Nederlandse koeien poepen te veel, dat weten we al langer. Vooruitlopend op de afschaffing van het melkquotum breidde de Nederlandse melkveehouderij echter zó sterk uit dat de hoeveelheid poep nu de spuigaten uitloopt. Ingrijpen door Europa dreigt en staatssecretaris Sharon Dijksma bezint zich op maatregelen.
In de jaren 90 stelde de Europese Unie via de nitraatrichtlijn een maximum aan de hoeveelheid mest die de EU-landen mogen produceren. Doel was te voorkomen dat er teveel fosfaat en nitraat in het milieu komt en het grondwater vervuilt. Nederland wist in Brussel echter een uitzondering te bedingen en mag – onder voorwaarden – meer mest uitrijden.

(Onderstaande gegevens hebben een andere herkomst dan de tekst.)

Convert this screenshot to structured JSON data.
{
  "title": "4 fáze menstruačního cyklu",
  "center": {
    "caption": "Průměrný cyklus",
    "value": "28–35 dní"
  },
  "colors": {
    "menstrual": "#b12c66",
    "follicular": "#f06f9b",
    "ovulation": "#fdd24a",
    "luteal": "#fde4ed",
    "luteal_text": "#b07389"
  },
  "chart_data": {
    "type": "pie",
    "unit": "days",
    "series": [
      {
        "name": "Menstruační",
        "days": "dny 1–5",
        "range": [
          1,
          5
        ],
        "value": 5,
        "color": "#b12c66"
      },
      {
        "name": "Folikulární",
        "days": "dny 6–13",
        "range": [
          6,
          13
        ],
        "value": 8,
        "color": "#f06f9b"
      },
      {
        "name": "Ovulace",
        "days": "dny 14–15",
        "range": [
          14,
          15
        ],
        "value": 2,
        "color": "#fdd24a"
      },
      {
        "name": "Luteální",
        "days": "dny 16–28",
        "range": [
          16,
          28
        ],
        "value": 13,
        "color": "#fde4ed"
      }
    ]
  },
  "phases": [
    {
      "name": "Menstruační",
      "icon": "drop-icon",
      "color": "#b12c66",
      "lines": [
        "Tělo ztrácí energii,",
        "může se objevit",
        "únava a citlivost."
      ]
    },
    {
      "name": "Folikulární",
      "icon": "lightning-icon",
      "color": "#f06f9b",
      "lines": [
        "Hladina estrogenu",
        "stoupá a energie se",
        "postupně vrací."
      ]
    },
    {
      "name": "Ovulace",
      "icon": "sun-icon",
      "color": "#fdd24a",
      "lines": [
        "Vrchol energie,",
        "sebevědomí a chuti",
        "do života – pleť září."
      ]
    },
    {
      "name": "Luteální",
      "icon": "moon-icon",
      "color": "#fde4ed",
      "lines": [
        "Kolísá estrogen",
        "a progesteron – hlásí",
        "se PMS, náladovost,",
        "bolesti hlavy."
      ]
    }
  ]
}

Terwijl de varkens- en pluimveehouderij stabiel zijn, groeit de melkveehouderij in Nederland enorm. Veel bedrijven namen in de laatste jaren al een voorschot op de afschaffing van het melkquotum en bouwden nieuwe stallen of gingen ondanks de Europese boete op overproductie meer produceren. Meer melk betekent echter: meer dieren en meer poep!
Nu blijkt dat Nederland binnenkort meer fosfaat gaat produceren dan de 172,9 miljoen kilo per jaar die met Europa is afgesproken. Die overschrijding komt volledig voor rekening van de melkveehouderij die de norm het afgelopen jaar al overschreed. Ingrijpen door de regering is dan ook onvermijdelijk. Het is immers niet aannemelijk dat een bedrijfstak die zó onverantwoord uitbreidde en die daar nog steeds mee bezig is, binnen een maand kan garanderen het probleem zelf op te lossen, zoals Dijksma vraagt.
De staatssecretaris denkt nu na over drie mogelijkheden. Zo overweegt ze het aantal koeien dat een boer mag houden te beperken. Een andere optie is een maximum hoeveelheid fosfaat die een bedrijf mag produceren en de derde mogelijkheid is het maximeren van de melkproductie per bedrijf of per dier. Ik hoop van harte dat de regering de durf heeft voor die laatste optie te kiezen.
De hoge melkgift van de moderne koe zorgt immers voor veel gezondheids- en welzijnsproblemen. Om maar meer melk te produceren houden steeds meer boeren (nu al zo’n 30 procent) hun koeien altijd binnen. De vloeren in de stal zijn vaak glad en hard, maken het de koeien soms moeilijk normaal te lopen en veroorzaken veel pootproblemen.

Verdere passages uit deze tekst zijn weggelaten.